This description is misleading and almost entirely incorrect.
Si is not really physical. I would never say that Si means being in tune with your body. Si is only "physical" in the sense that it is based on sensory memory, and not on intuition and connecting dots (the dot-connecting is Ne). Sometimes it is like a gut feeling, but it's a gut feeling based on prior experience -- you may not remember that experience right away, but that precedent is constantly being referenced. The experience could have happened to someone else, in which case the experience is only sensory because you heard (with your ears) or read (with your eyes) someone discussing it.

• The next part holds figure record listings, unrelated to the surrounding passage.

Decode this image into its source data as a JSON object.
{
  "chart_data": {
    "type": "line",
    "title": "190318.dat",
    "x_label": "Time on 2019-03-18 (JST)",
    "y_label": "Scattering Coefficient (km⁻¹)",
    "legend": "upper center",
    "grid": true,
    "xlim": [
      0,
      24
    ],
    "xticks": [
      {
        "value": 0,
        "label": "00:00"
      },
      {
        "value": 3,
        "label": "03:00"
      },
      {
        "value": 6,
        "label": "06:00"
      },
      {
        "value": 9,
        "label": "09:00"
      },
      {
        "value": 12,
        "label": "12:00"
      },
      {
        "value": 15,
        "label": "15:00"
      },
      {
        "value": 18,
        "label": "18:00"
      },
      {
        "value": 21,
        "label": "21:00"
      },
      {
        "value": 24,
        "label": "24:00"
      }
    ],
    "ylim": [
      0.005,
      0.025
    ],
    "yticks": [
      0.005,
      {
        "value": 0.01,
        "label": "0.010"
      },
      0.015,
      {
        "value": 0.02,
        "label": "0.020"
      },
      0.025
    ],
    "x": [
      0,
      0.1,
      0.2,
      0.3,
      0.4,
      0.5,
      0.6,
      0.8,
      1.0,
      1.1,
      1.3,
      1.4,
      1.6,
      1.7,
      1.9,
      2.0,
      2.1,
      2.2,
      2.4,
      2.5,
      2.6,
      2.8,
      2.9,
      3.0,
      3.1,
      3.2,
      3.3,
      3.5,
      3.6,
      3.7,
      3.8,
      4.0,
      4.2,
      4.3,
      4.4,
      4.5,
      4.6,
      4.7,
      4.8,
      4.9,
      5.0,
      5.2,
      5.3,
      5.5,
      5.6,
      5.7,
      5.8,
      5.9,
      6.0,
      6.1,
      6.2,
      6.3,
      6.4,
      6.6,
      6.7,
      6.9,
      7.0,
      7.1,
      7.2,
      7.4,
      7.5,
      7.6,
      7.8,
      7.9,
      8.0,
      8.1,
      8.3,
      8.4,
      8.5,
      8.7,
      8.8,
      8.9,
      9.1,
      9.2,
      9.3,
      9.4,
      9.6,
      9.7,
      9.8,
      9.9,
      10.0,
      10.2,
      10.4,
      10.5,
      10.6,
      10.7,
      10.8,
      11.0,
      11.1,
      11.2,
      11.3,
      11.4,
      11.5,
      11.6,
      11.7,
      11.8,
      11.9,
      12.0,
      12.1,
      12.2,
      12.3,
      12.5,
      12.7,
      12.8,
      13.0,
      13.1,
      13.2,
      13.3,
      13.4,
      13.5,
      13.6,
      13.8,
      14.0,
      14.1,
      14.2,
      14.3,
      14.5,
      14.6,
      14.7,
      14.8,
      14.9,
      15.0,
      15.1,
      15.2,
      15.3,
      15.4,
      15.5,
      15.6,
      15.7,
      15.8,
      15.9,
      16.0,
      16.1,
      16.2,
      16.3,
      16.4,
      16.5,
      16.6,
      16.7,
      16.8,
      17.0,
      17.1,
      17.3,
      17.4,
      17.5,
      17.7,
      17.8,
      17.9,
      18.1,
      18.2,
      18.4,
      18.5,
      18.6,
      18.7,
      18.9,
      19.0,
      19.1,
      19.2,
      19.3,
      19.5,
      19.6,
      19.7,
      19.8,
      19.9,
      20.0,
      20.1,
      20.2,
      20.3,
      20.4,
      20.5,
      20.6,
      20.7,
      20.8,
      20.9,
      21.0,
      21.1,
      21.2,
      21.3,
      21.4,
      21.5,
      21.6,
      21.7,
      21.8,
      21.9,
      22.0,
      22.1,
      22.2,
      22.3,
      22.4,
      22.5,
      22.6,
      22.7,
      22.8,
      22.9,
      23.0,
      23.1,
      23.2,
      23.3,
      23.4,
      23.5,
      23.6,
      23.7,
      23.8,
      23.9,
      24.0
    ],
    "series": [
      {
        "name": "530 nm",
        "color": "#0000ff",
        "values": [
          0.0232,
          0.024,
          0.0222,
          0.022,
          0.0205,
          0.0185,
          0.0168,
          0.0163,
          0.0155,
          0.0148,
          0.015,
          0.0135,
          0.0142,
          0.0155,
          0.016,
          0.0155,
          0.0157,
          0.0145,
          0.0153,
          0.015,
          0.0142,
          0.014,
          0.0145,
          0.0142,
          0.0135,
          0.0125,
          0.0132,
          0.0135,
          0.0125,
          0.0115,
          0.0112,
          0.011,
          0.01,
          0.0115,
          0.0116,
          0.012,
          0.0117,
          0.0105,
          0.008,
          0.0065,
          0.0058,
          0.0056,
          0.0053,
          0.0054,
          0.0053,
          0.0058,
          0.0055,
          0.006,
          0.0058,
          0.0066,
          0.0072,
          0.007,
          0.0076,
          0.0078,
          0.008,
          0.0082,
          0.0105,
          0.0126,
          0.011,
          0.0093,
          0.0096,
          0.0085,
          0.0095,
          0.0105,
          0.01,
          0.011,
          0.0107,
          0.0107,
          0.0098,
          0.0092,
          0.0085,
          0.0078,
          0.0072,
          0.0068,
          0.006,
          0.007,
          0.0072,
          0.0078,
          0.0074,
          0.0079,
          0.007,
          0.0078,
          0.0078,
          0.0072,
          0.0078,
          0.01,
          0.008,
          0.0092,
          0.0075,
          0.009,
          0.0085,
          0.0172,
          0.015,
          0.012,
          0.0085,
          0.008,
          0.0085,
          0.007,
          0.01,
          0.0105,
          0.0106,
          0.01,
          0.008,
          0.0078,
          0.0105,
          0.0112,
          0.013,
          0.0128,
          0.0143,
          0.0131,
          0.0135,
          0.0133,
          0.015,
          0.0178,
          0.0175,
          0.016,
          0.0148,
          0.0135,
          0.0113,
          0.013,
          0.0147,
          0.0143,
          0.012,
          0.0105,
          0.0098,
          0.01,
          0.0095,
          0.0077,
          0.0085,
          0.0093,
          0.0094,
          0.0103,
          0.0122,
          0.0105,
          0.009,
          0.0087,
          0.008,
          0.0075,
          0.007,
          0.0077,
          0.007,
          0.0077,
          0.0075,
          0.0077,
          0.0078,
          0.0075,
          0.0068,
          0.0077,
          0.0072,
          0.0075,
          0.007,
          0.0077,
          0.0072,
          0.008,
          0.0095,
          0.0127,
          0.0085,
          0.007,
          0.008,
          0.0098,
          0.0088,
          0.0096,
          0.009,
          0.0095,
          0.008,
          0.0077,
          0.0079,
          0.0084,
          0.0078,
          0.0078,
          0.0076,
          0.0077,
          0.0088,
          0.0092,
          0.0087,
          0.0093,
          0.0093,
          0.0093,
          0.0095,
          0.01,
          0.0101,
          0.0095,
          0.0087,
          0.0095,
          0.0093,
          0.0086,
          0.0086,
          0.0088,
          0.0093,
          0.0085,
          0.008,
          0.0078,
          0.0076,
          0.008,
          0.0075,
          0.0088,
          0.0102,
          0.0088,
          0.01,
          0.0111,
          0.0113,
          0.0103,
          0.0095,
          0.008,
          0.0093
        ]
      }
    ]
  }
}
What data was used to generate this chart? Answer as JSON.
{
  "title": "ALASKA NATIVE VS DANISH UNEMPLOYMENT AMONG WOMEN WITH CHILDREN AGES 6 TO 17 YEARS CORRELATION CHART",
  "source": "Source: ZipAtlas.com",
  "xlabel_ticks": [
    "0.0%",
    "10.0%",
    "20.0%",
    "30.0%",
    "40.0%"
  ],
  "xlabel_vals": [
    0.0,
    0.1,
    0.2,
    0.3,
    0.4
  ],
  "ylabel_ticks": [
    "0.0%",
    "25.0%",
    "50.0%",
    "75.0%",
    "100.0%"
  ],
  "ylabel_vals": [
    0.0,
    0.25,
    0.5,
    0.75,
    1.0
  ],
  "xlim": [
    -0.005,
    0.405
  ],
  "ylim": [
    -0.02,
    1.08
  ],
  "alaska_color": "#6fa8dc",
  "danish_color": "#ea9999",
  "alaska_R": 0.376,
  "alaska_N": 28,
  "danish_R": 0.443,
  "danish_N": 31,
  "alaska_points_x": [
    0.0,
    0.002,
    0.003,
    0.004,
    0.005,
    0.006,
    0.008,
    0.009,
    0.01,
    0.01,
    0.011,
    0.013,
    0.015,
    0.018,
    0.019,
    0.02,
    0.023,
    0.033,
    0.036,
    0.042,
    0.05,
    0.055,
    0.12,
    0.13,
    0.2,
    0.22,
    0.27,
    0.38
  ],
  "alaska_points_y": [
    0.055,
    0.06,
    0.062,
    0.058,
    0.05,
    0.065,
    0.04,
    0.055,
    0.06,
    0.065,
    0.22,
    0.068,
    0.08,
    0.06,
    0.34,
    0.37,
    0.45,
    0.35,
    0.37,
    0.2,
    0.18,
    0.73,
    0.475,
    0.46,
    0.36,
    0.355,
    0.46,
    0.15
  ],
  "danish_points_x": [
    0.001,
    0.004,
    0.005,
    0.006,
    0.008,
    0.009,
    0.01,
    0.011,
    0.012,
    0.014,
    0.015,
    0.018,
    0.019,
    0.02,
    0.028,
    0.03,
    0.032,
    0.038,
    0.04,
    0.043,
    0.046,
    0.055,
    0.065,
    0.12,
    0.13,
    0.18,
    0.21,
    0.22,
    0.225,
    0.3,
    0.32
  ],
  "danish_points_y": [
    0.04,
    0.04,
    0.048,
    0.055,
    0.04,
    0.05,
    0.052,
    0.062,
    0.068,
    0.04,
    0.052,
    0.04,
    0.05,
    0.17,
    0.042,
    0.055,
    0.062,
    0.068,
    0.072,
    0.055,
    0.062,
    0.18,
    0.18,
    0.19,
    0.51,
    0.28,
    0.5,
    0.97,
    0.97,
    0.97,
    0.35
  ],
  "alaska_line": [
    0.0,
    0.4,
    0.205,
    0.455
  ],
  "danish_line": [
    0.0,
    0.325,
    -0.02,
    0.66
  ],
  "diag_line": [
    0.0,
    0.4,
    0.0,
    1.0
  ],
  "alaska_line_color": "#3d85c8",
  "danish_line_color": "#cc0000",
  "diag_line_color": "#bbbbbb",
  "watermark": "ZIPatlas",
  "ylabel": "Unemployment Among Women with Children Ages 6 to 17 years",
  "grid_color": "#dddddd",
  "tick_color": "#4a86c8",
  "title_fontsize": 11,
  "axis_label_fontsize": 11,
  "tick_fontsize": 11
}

Si is like being chained to an encyclopedia, or a filing cabinet full of documents. Before you can act on anything, or come to any conclusions, you have to reference those documents. All of your internal definitions are based on those documents. If one of them is rendered invalid, you have to put a replacement document into the same slot. Every single event that has ever happened to you, that you've ever read about, that ever registered with you in passing, is present in those documents -- and you may not even realize that you're referencing them, when you're referencing them. Only sometimes will an Si-user consciously think "What did others do in this situation, that I can learn from?" The rest of the time, it may, as you said, be a "gut feeling" -- thinking "that's unusual", because you've never seen anything done like that before, but not consciously going through every contrasting experience before thinking that.
The hammer is Te or Fe, not Si. Si is not about action. Si is about collecting and referencing data. Your "bull in a china shop" metaphor is much more about extroverted functions being backed by Si, than it is about Si itself.
Here's my favorite explanation of Si (in contrast with Ni):
As in the other thread, great clarifications. Thanks! So, following on from your thoughts . . .
One might expect people with strong Si to be much more interested in knowing things for the sake of knowing it, but I find it's the introverted intuitive types who seem to be most interested in in an idea or a fact simply for the pleasure it brings. How would you describe that process of taking in and cataloging all that data? Is it largely automatic and unconscious? If it's conscious, is it completely neutral, mechanical?
I don't know if I'm quite ready to acquit Si for it's role in the ESTJ's force of will just yet though ;-) You are correct that it's more precise to point out that the action part of that archetype is Te; Si is only responsible for the warehousing. I have had conversations with ESTJ's about painful past experiences, however, and I was struck by how nakedly painful it was to revisit those memories. The familiarity, I think, is key. I can see how a determined Te being multiplied by the visceral immediacy of Si would give the ESTJ more spit and vinegar than the average person.
Mind you, I'm also relying a bit on some logical leaps, perhaps. I find it really pretty easy to forgive past hurts, and I don't spend really any time dwelling on the past. 8th position Si has got to be good for something. lol
Have you done much with shadow functions and projection? I know how an ESTJ's 7th function Ni came across to me, a Ni dom. I'd be curious to hear from you (or any other ESTJ) what 8th position Si provokes in you as a reaction.